Ionenwisselaar
Ionenwisselaars zijn kolommen gevuld met bolletjes van kunsthars die ongewenste ionen uit een vloeistof (normaal gesproken water) kunnen verwijderen door ze uit te wisselen tegen andere ionen.
[bewerk] Werking
De vloeistof wordt over een met bolletjes ionenwisselaarhars gevulde kolom geperst. De ongewenste ionen in de vloeistof wisselen met de ionen die op de drager gehecht zijn. Er wordt gewisseld met gelijkwaardige elektrovalenties, zo zal Ca2+ op de drager door 2 H+ worden gewisseld. Het zuiveringsrendement is sterk afhankelijk van het type ionenwisselaar en de gebruikte harssoorten.
De ionenwisselaar kan na gebruik worden geregenereerd door de harsbolletjes te spoelen met een regeneratievloeistof, deze bevat een hoge concentratie regeneratiemiddel (zout, zoutzuur of natronloog) met een bepaalde pH. Het type regeneratiemiddel is afhankelijk van het type ionenwisselaar. Door na te spoelen met behandeld water wordt restvervuiling verwijderd en is de ionenwisselaar weer bruikbaar.
Het toegepaste type ionenwisselaar is sterk afhankelijk van de gewenste waterkwaliteit, als niet al te hoge eisen aan de waterkwaliteit worden gesteld volstaat de goedkopere substitutie van ionen, bij hoogwaardige toepassingen zal worden geprobeerd om alle ionen te verwijderen zodat alleen zuiver water overblijft. Ook is het mogelijk om ionenwisselaars te gebruiken zodat verschillende typen ionen van elkaar gescheiden worden.
[bewerk] Substitutie
Een bekend type ionenwisselaar is de waterontharder, deze wordt onder andere gebruikt voor aquaria met vissen die niet tegen hard water kunnen en bij de bereiding van normale kwaliteit industriewater. De bolletjes kunsthars bevaten Na+ ionen die door Ca2+ of Mg2+ wordt verdrongen, voor elk tweewaardig ion dat uit het water verdwijnt komen er twee natrium ionen terug. Als de Na+ ionen zijn uitgewisseld kan de wisselaar worden geregenereerd door het met geconcentreerd NaCl (keukenzout) te spoelen.
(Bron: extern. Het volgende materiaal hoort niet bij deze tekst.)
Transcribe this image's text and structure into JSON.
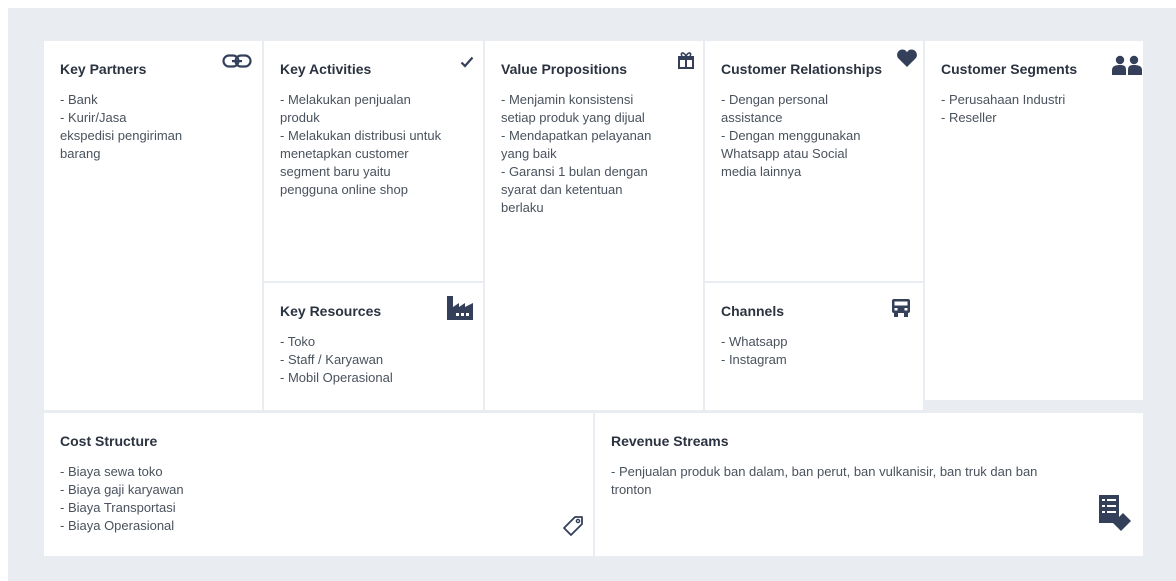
{
  "canvas": {
    "key_partners": {
      "title": "Key Partners",
      "icon": "link-icon",
      "items": [
        "- Bank",
        "- Kurir/Jasa",
        "ekspedisi pengiriman",
        "barang"
      ]
    },
    "key_activities": {
      "title": "Key Activities",
      "icon": "checkmark-icon",
      "items": [
        "- Melakukan penjualan",
        "produk",
        "- Melakukan distribusi untuk",
        "menetapkan customer",
        "segment baru yaitu",
        "pengguna online shop"
      ]
    },
    "key_resources": {
      "title": "Key Resources",
      "icon": "factory-icon",
      "items": [
        "- Toko",
        "- Staff / Karyawan",
        "- Mobil Operasional"
      ]
    },
    "value_propositions": {
      "title": "Value Propositions",
      "icon": "gift-icon",
      "items": [
        "- Menjamin konsistensi",
        "setiap produk yang dijual",
        "- Mendapatkan pelayanan",
        "yang baik",
        "- Garansi 1 bulan dengan",
        "syarat dan ketentuan",
        "berlaku"
      ]
    },
    "customer_relationships": {
      "title": "Customer Relationships",
      "icon": "heart-icon",
      "items": [
        "- Dengan personal",
        "assistance",
        "- Dengan menggunakan",
        "Whatsapp atau Social",
        "media lainnya"
      ]
    },
    "channels": {
      "title": "Channels",
      "icon": "truck-icon",
      "items": [
        "- Whatsapp",
        "- Instagram"
      ]
    },
    "customer_segments": {
      "title": "Customer Segments",
      "icon": "people-icon",
      "items": [
        "- Perusahaan Industri",
        "- Reseller"
      ]
    },
    "cost_structure": {
      "title": "Cost Structure",
      "icon": "price-tag-icon",
      "items": [
        "- Biaya sewa toko",
        "- Biaya gaji karyawan",
        "- Biaya Transportasi",
        "- Biaya Operasional"
      ]
    },
    "revenue_streams": {
      "title": "Revenue Streams",
      "icon": "invoice-icon",
      "items": [
        "- Penjualan produk ban dalam, ban perut, ban vulkanisir, ban truk dan ban",
        "tronton"
      ]
    }
  },
  "colors": {
    "background": "#e9ecf0",
    "card": "#ffffff",
    "icon": "#34405a"
  }
}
[bewerk] Ionenverwijdering
Een andere toepassing bevindt zich in de industrie. Voor het verkrijgen van zeer zuiver water (ultrapuur water genoemd) bijvoorbeeld voedingwater voor het maken van stoom, wordt een demineralisatie-installatie toegepast. Een veel toegepaste versie is als volgt samengesteld.
Het water stroomt eerst door een kationfilter. In het kationhars worden alle positieve ionen verwisseld voor een waterstofion. Het water dat dit "filter" verlaat is zeer zuur omdat het waterstofion opgelost in water, kenmerkend is voor een zuur.
Na+(aq) + RH+(s) --> RNa+(s) + H+(aq)
De volgende stap is het verwijderen van het carbonaat. Doordat het carbonaat in oplossing is met zuur water ontstaat koolzuur. Door het water in een zogenaamde CO2-toren naar beneden te laten stromen en tegelijkertiijd in tegenstroom lucht door de toren te blazen, vormt zich uit het carbonaat een CO2-molecuul en een hydroxideion. De hydroxide vormt water met een waterstofion dat uit het kationfilter komt.
H2CO3(aq) --> H2O(l) + CO2(g)
De laatste stap in dit proces is het anionfilter. In het anionfilter worden de overgebleven negatieve ionen vervangen door hydroxide-ionen. Nadat de ionen zijn uitgewisseld reageren de waterstofionen met de hydroxydeionen tot water.
Cl-(aq) + H+(aq) + ROH-(s) --> RCl-(s) + H2O(l)
De geleidbaarheid van het water na dit proces ligt normaal gesproken tussen 0,2 en 4 μSiemens/centimeter. Door toepassing van een mengbedfilter kan dit nog worden verlaagd naar 0,055 tot 0,2 μSiemens/centimeter.